Sumario del día: En Androidealmando, Material Design, otra vision del cambio. En Plus, la policia galesa mata a un canibal. En Cine, Pixar y Disney, un paseo por la historia.
Empieza a resultar una noticia demasiado común el que la policía
acabe con la vida de personas con actitudes caníbales. Realmente es
sorprendente que se pueda especular con noticia normal algo así, pero es la
verdad. En el último año hemos visto ya varias personas que son reducidas y normalmente
mueren por estar bajo los efectos de drogas que ayudan a este tipo de conducta.
Hay que decir que expertos en la materia aseguran que no existe una droga
caníbal, sino que son la suma de varias sustancias estupefacientes las
que hacen un coctel explosivo que deriva en una actitud tan deleznable.
Os pongo en antecedentes para que aquellos que no sepan exactamente
que ha sucedido tengan los máximos datos en la menor lectura posible. País de
Gales, dos agentes acuden a un alberge por la llamada de un trabajador que
alerta de que en una de las habitaciones se está cometiendo un delito. El
delito en cuestión es que un hombre de 34 años, Mathew Williams, el cual había salido
hacia 15 días de prisión tras cumplir cinco años de condena por haber agredido
brutalmente a ex pareja, Cerys Marie Jemm de 22 años, se la estaba comiendo
literalmente (la cara). Los agentes redujeron al perturbado mediante una
pistola que le descargó 50 mil voltios. El agresor dejó de respirar suponemos
que como consecuencia de la descarga junto con el coctel de drogas que llevaba.
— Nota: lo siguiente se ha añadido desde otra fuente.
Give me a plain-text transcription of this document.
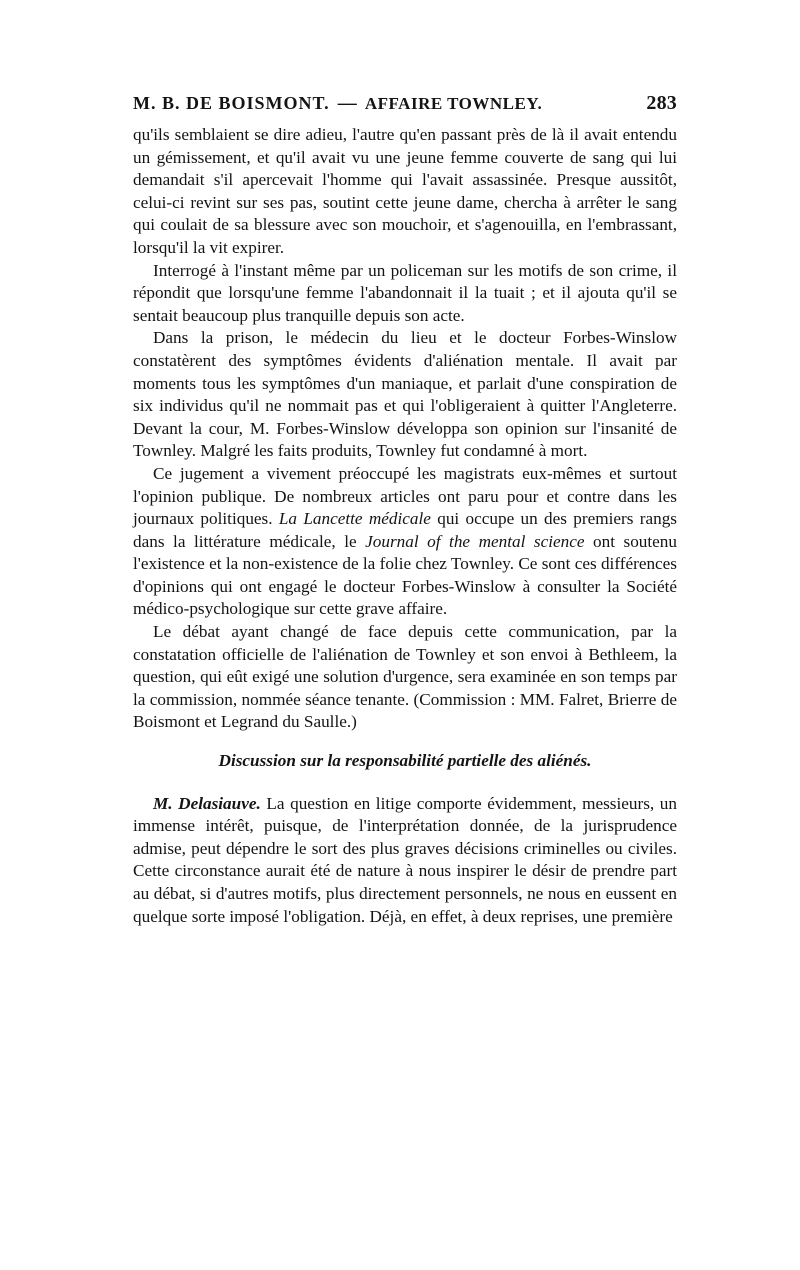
M. B. DE BOISMONT. — AFFAIRE TOWNLEY.	283

qu'ils semblaient se dire adieu, l'autre qu'en passant près de là il avait entendu un gémissement, et qu'il avait vu une jeune femme couverte de sang qui lui demandait s'il apercevait l'homme qui l'avait assassinée. Presque aussitôt, celui-ci revint sur ses pas, soutint cette jeune dame, chercha à arrêter le sang qui coulait de sa blessure avec son mouchoir, et s'agenouilla, en l'embrassant, lorsqu'il la vit expirer.

Interrogé à l'instant même par un policeman sur les motifs de son crime, il répondit que lorsqu'une femme l'abandonnait il la tuait ; et il ajouta qu'il se sentait beaucoup plus tranquille depuis son acte.

Dans la prison, le médecin du lieu et le docteur Forbes-Winslow constatèrent des symptômes évidents d'aliénation mentale. Il avait par moments tous les symptômes d'un maniaque, et parlait d'une conspiration de six individus qu'il ne nommait pas et qui l'obligeraient à quitter l'Angleterre. Devant la cour, M. Forbes-Winslow développa son opinion sur l'insanité de Townley. Malgré les faits produits, Townley fut condamné à mort.

Ce jugement a vivement préoccupé les magistrats eux-mêmes et surtout l'opinion publique. De nombreux articles ont paru pour et contre dans les journaux politiques. La Lancette médicale qui occupe un des premiers rangs dans la littérature médicale, le Journal of the mental science ont soutenu l'existence et la non-existence de la folie chez Townley. Ce sont ces différences d'opinions qui ont engagé le docteur Forbes-Winslow à consulter la Société médico-psychologique sur cette grave affaire.

Le débat ayant changé de face depuis cette communication, par la constatation officielle de l'aliénation de Townley et son envoi à Bethleem, la question, qui eût exigé une solution d'urgence, sera examinée en son temps par la commission, nommée séance tenante. (Commission : MM. Falret, Brierre de Boismont et Legrand du Saulle.)

Discussion sur la responsabilité partielle des aliénés.

M. Delasiauve. La question en litige comporte évidemment, messieurs, un immense intérêt, puisque, de l'interprétation donnée, de la jurisprudence admise, peut dépendre le sort des plus graves décisions criminelles ou civiles. Cette circonstance aurait été de nature à nous inspirer le désir de prendre part au débat, si d'autres motifs, plus directement personnels, ne nous en eussent en quelque sorte imposé l'obligation. Déjà, en effet, à deux reprises, une première
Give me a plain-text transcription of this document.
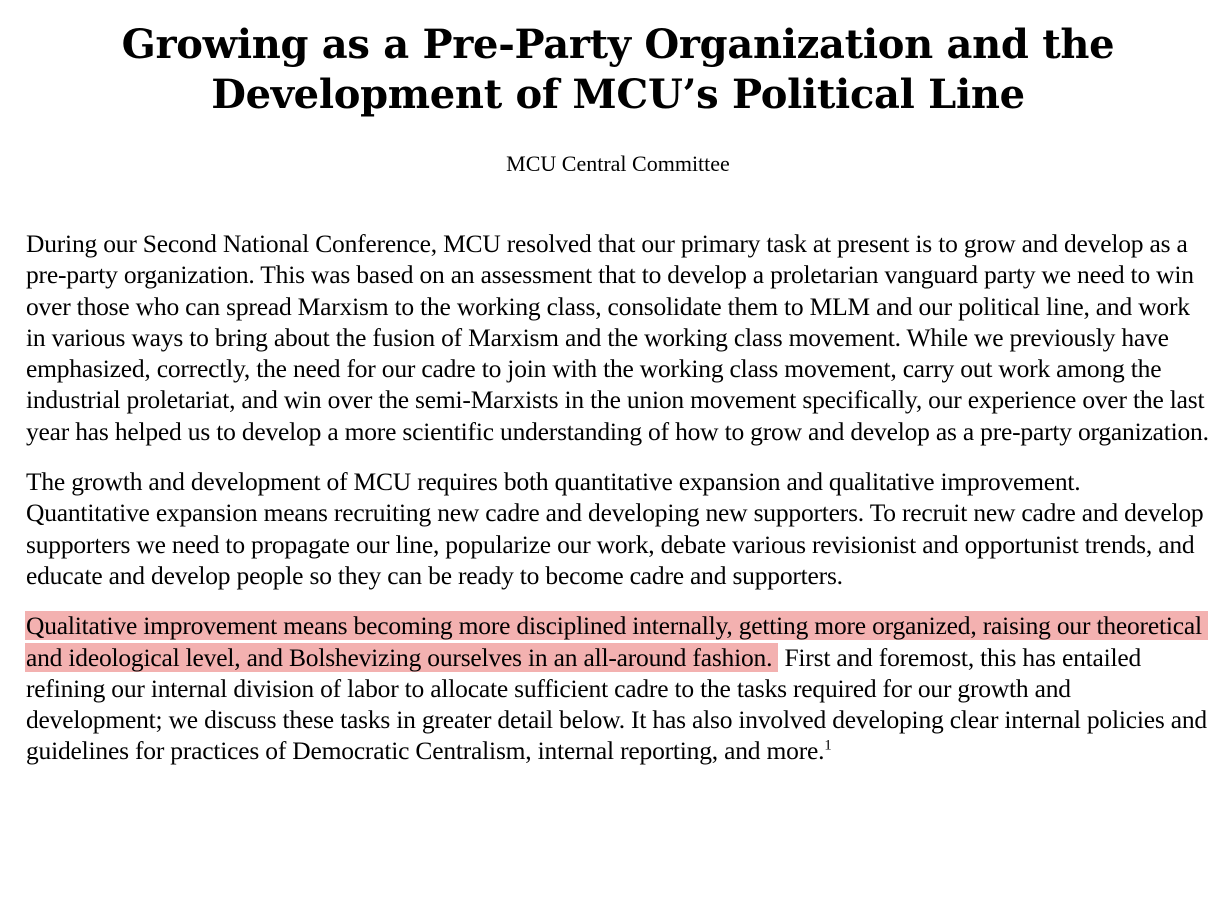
Growing as a Pre-Party Organization and the Development of MCU’s Political Line
MCU Central Committee

During our Second National Conference, MCU resolved that our primary task at present is to grow and develop as a pre-party organization. This was based on an assessment that to develop a proletarian vanguard party we need to win over those who can spread Marxism to the working class, consolidate them to MLM and our political line, and work in various ways to bring about the fusion of Marxism and the working class movement. While we previously have emphasized, correctly, the need for our cadre to join with the working class movement, carry out work among the industrial proletariat, and win over the semi-Marxists in the union movement specifically, our experience over the last year has helped us to develop a more scientific understanding of how to grow and develop as a pre-party organization.

The growth and development of MCU requires both quantitative expansion and qualitative improvement. Quantitative expansion means recruiting new cadre and developing new supporters. To recruit new cadre and develop supporters we need to propagate our line, popularize our work, debate various revisionist and opportunist trends, and educate and develop people so they can be ready to become cadre and supporters.

Qualitative improvement means becoming more disciplined internally, getting more organized, raising our theoretical and ideological level, and Bolshevizing ourselves in an all-around fashion. First and foremost, this has entailed refining our internal division of labor to allocate sufficient cadre to the tasks required for our growth and development; we discuss these tasks in greater detail below. It has also involved developing clear internal policies and guidelines for practices of Democratic Centralism, internal reporting, and more.$^1$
Hay que recordar que la función de este tipo de arma es la
de reducir sin causar la muerte. Cierto es que en muchas ocasiones se causa la
muerte del reducido por casusas varias, ataque al corazón, fallo respiratorio,…,
pero en principio es un riesgo asumible puesto que el de la pistola tiene un
riesgo superior, provoca más escándalo y es más peligrosa. Con lo cual no voy a
ser yo quien comience una campaña contra las famosas pistolas porque las veo
como una herramienta buena y necesaria. Respecto a lo sucedido sí que tengo
muchas cosas que decir, primero de todo que el sistema falla, una y otra vez lo
vemos, y creo que no es cuestión de intentar reinsertar en la sociedad a un
enfermo mental, creo que en esta ocasión el problema es la mujer. Porque
intentar reinsertar a un desequilibrado cuando se puede trabajar en intentar
curar a una enferma. Si señores, ella es una enferma, alguien que crea una
dependencia de aquel que la agrede.
Eso se puede curar, hay que trabajar más en esa dirección,
no es posible que una mujer que ha sido brutalmente agredida a los 17 años y ve
como su ex pareja entra en prisión por dicha agresión cinco años después y
quince días después de que salga de la cárcel, acuda a su llamada y la cosa
termine así. Son muchas ya las agredidas que acuden a la llamada de su agresor
y eso debe cambiar. Estoy seguro que si se trabaja en otra dirección, poniendo más
hincapié en la agredida, obligándola a pasar por un proceso de reeducación se
puede conseguir que el número de víctimas por violencia machista se reduzca.
Obligar a una persona a que denuncie a su agresor es complicado, pero una vez
se ha dado ese paso, hay que evitar que se repita y la única manera es separar
es separar obligatoriamente a la pareja, por las buenas o por las malas, hay
que recordar que cuando hay una denuncia por malos tratos hay unas pruebas y
evidentemente si se lleva a trámite es porque la cosa no ha sido un calentón de
una bofetada (que no la defiendo) pero ha sido cosas más serias.